Semakin banyaknya virus dan bakteri yang berkembang di luar sana sangat memicu rasa khawatir ya, Bu. Bagi anak-anak yang daya tahan tubuhnya belum kuat akan lebih rawan terserang mikroorganisme dari luar sehingga membuatnya jatuh sakit. Untuk itulah di masa sekarang ini Ibu harus lebih menjaga kesehatan tubuh buah hati dengan cara mengkonsumsi multivitamin anak.

Multivitamin diperlukan untuk meningkatkan kekuatan sistem imun tubuh. Menurut IDAI, pemberian multivitamin adalah sebagai suplemen tambahan. Si Kecil tetap harus mengkonsumsi makanan dengan gizi seimbang setiap hari untuk mendapatkan nutrisi yang ia butuhkan.

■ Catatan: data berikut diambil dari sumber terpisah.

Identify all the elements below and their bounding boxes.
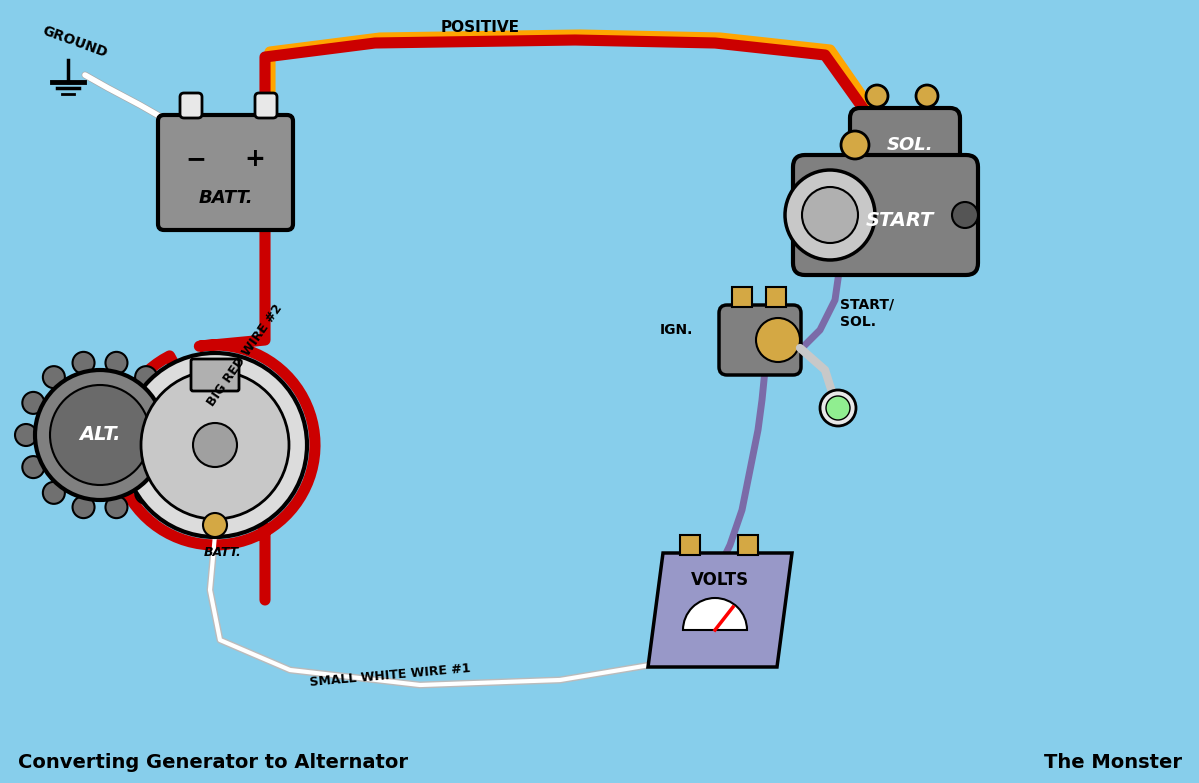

Jika ia sulit makan, maka pemberian multivitamin anak boleh dilakukan.

Sajikan Menu Makanan yang Bergizi dan Bervariasi

Di masa sekarang ini pola makan si Kecil haruslah ideal. Ibu tidak perlu menyajikan banyak menu makanan, tapi yang terpenting adalah pola makan yang seimbang. Bagaimana sih pola makan seimbang tersebut?

Maksudnya adalah menu makanan dibuat secara bervariasi dengan berbagai kandungan nutrisi yang diperlukan untuk mendukung tumbuh kembang dan daya tahan tubuh si Kecil. Kandungan nutrisi yang dimaksud adalah kombinasi antara makronutrien yang terdiri dari protein, karbohidrat, dan lemak, serta mikronutrien yang terdiri dari vitamin dan mineral.

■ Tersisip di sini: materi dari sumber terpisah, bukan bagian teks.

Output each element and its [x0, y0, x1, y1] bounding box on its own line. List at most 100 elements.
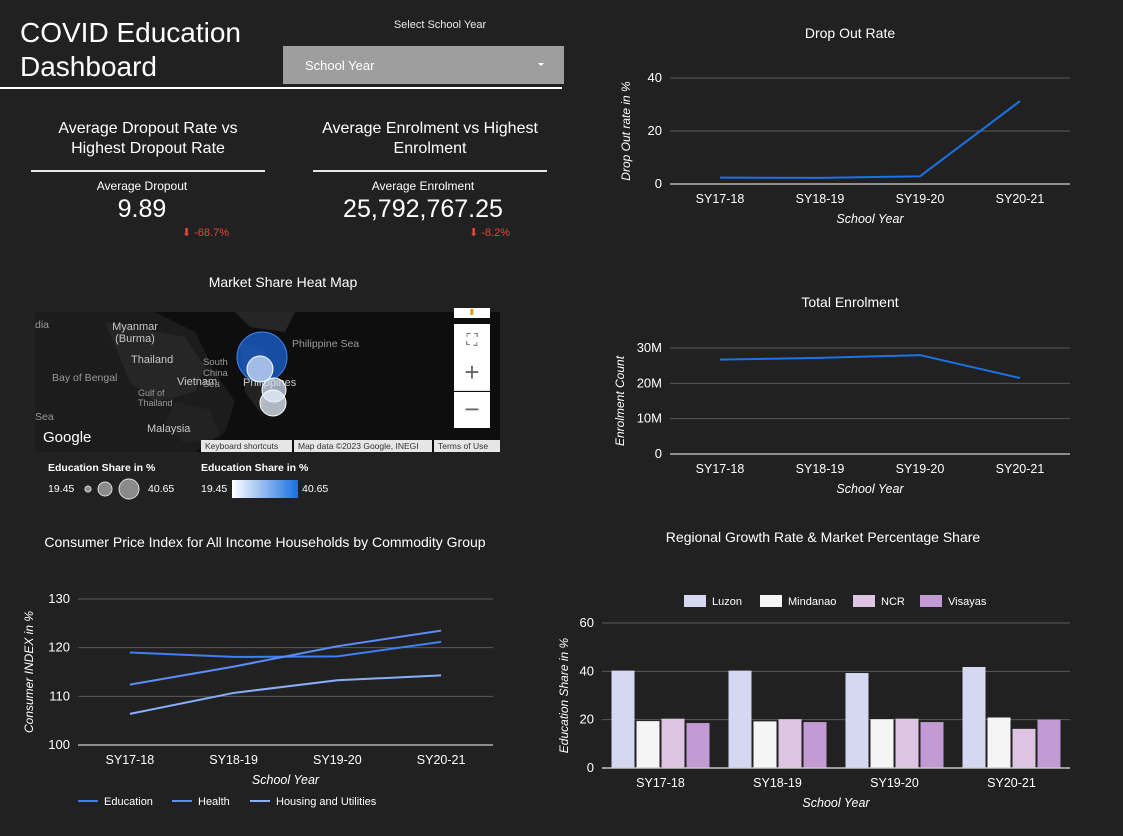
- legend-label: Visayas: [948, 596, 987, 608]
- series-line: [129, 629, 442, 686]
- x-axis-label: School Year: [836, 212, 904, 226]
- map-bubble[interactable]: [246, 355, 274, 383]
- legend-label: Luzon: [712, 596, 742, 608]
- y-tick-label: 100: [48, 737, 70, 752]
- arrow-down-icon: ⬇: [181, 227, 195, 239]
- y-axis-label: Education Share in %: [557, 637, 571, 753]
- bar: [1012, 728, 1036, 768]
- size-legend-circles: [84, 478, 140, 500]
- map-logo: Google: [43, 429, 92, 446]
- y-tick-label: 130: [48, 591, 70, 606]
- enrolment-chart-title: Total Enrolment: [801, 294, 899, 310]
- bar: [661, 718, 685, 768]
- color-legend-min: 19.45: [201, 483, 228, 495]
- y-tick-label: 20: [580, 712, 594, 727]
- enrolment-card-value: 25,792,767.25: [343, 195, 503, 223]
- y-axis-label: Drop Out rate in %: [619, 81, 633, 181]
- dropout-card-label: Average Dropout: [96, 179, 188, 193]
- map-place-label: Vietnam: [177, 376, 218, 388]
- arrow-down-icon: ⬇: [468, 227, 482, 239]
- enrolment-card-label: Average Enrolment: [371, 179, 475, 193]
- bar: [845, 673, 869, 768]
- x-tick-label: SY18-19: [209, 753, 258, 767]
- bar: [803, 722, 827, 768]
- y-tick-label: 60: [580, 615, 594, 630]
- title-divider: [0, 87, 562, 89]
- x-tick-label: SY18-19: [796, 192, 845, 206]
- legend-label: Health: [198, 796, 230, 808]
- series-line: [719, 100, 1021, 179]
- size-legend-max: 40.65: [148, 483, 175, 495]
- series-line: [129, 674, 442, 715]
- y-tick-label: 20: [648, 123, 662, 138]
- dropout-card-value: 9.89: [117, 195, 167, 223]
- map-place-label: dia: [35, 319, 50, 331]
- map-place-label: Bay of Bengal: [52, 372, 118, 384]
- map-bubble[interactable]: [259, 389, 287, 417]
- x-tick-label: SY17-18: [636, 776, 685, 790]
- keyboard-shortcuts-link[interactable]: Keyboard shortcuts: [201, 440, 292, 452]
- x-axis-label: School Year: [252, 773, 320, 787]
- x-tick-label: SY17-18: [696, 192, 745, 206]
- y-tick-label: 0: [655, 176, 662, 191]
- x-tick-label: SY20-21: [996, 192, 1045, 206]
- y-axis-label: Consumer INDEX in %: [22, 611, 36, 733]
- legend-label: Housing and Utilities: [276, 796, 377, 808]
- bar: [753, 721, 777, 768]
- map-title: Market Share Heat Map: [208, 274, 358, 290]
- cpi-line-chart: 100 110 120 130 SY17-18 SY18-19 SY19-20 SY20-21…: [22, 591, 493, 808]
- x-tick-label: SY20-21: [417, 753, 466, 767]
- bar: [1037, 719, 1061, 768]
- x-tick-label: SY18-19: [796, 462, 845, 476]
- series-line: [129, 640, 442, 658]
- school-year-dropdown[interactable]: School Year: [283, 46, 564, 84]
- map-place-label: South China Sea: [203, 357, 228, 390]
- dropout-line-chart: 0 20 40 SY17-18 SY18-19 SY19-20 SY20-21 School …: [619, 70, 1070, 226]
- map-bubbles: [236, 331, 288, 417]
- zoom-in-icon[interactable]: +: [454, 355, 490, 391]
- legend-label: NCR: [881, 596, 905, 608]
- terms-of-use-link[interactable]: Terms of Use: [434, 440, 500, 452]
- zoom-out-icon[interactable]: −: [454, 392, 490, 428]
- x-tick-label: SY19-20: [896, 462, 945, 476]
- map-place-label: Sea: [35, 411, 54, 423]
- y-tick-label: 110: [49, 688, 70, 703]
- legend-swatch: [920, 595, 942, 607]
- enrolment-card-divider: [313, 170, 547, 172]
- color-legend-title: Education Share in %: [201, 462, 309, 474]
- dropout-chart-title: Drop Out Rate: [804, 25, 896, 41]
- cpi-chart-title: Consumer Price Index for All Income Hous…: [44, 534, 486, 550]
- x-tick-label: SY19-20: [313, 753, 362, 767]
- regional-bar-chart: 0 20 40 60 SY17-18 SY18-19 SY19-20 SY20-21 Schoo…: [557, 595, 1070, 810]
- map-place-label: Thailand: [131, 354, 174, 366]
- y-tick-label: 30M: [637, 340, 662, 355]
- map-place-label: Gulf of Thailand: [138, 388, 173, 408]
- x-tick-label: SY17-18: [106, 753, 155, 767]
- x-tick-label: SY19-20: [870, 776, 919, 790]
- series-line: [719, 354, 1021, 380]
- legend-swatch: [760, 595, 782, 607]
- x-tick-label: SY20-21: [996, 462, 1045, 476]
- y-tick-label: 20M: [637, 375, 662, 390]
- bar: [920, 722, 944, 768]
- y-axis-label: Enrolment Count: [613, 355, 627, 446]
- fullscreen-icon[interactable]: ⛶: [454, 324, 490, 358]
- y-tick-label: 0: [587, 760, 594, 775]
- bar: [895, 718, 919, 768]
- x-tick-label: SY17-18: [696, 462, 745, 476]
- bar: [987, 717, 1011, 768]
- school-year-filter-label: Select School Year: [393, 19, 487, 31]
- map-pegman-icon[interactable]: ▮: [454, 308, 490, 318]
- enrolment-line-chart: 0 10M 20M 30M SY17-18 SY18-19 SY19-20 SY20-21 Sc…: [613, 340, 1070, 496]
- bar: [778, 719, 802, 768]
- map-widget[interactable]: dia Myanmar (Burma) Thailand Bay of Beng…: [35, 312, 500, 452]
- regional-chart-title: Regional Growth Rate & Market Percentage…: [665, 529, 981, 545]
- color-legend-max: 40.65: [302, 483, 329, 495]
- y-tick-label: 40: [580, 663, 594, 678]
- legend-swatch: [684, 595, 706, 607]
- y-tick-label: 10M: [637, 411, 662, 426]
- dropout-card-divider: [31, 170, 265, 172]
- map-place-label: Philippine Sea: [292, 338, 360, 350]
- dropout-card-delta: ⬇ -68.7%: [181, 227, 229, 239]
- enrolment-card-title: Average Enrolment vs Highest Enrolment: [322, 120, 538, 157]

  • Protein. Merupakan asupan nutrisi utama yang paling dibutuhkan oleh anak karena memiliki banyak peranan bagi tubuhnya. Diantaranya adalah untuk mengoptimalkan tumbuh kembang, pembentukan tulang, otot, dan kulit, memproduksi hormon, serta membangun dan memperbaiki jaringan tubuh. Protein bisa diperoleh dari beberapa sumber makanan, seperti telur, daging, ikan, tempe, tahu, jamur, kacang-kacangan, serta susu dan produk olahannya.
  • Karbohidrat. Karbohidrat adalah energi untuk tubuh si Kecil. Selain itu, karbohidrat juga membantu mencukupi kebutuhan kalori secara sehat dan mengurangi risiko terserang penyakit. Untuk si Kecil, berikanlah ia jenis karbohidrat kompleks yang lebih lama dicerna oleh tubuh sehingga memberikan rasa kenyang lebih lama. Sumber karbohidrat kompleks tersebut antara lain kentang, oat, gandum, dan umbi-umbian.
  • Lemak. Anak-anak akan membutuhkan lemak sebagai sumber tenaga, pembentuk sel-sel tubuh, pengatur suhu tubuh, penghantar zat dalam metabolisme tubuh, dan untuk menjaga berat badan. Pilihlah jenis lemak baik yang bisa didapat dari telur, ikan, daging tanpa lemak, alpukat, minyak zaitun, susu rendah lemak, dan margarin.
  • Vitamin. Multivitamin anak yang dibutuhkan untuk menjaga kesehatan tubuh si Kecil terdiri dari vitamin A, B kompleks, C, D, dan E. Vitamin-vitamin tersebut banyak terdapat di dalam buah-buahan dan sayuran. Maka dari itu, Ibu harus membiasakan si Kecil untuk rutin mengkonsumsi buah dan sayur setiap hari agar tubuhnya selalu sehat serta tumbuh kembangnya berjalan dengan optimal.
  • Mineral. Ada beberapa mineral yang sebaiknya rajin diberikan kepada si Kecil sejak dini, yaitu zat besi, kalsium, fosfor, kalium, magnesium, dan zinc. Mineral-mineral tersebut bisa didapat dari sumber makanan, seperti bahan protein, sayuran, buah-buahan, susu dan produk olahannya, dan kacang-kacangan.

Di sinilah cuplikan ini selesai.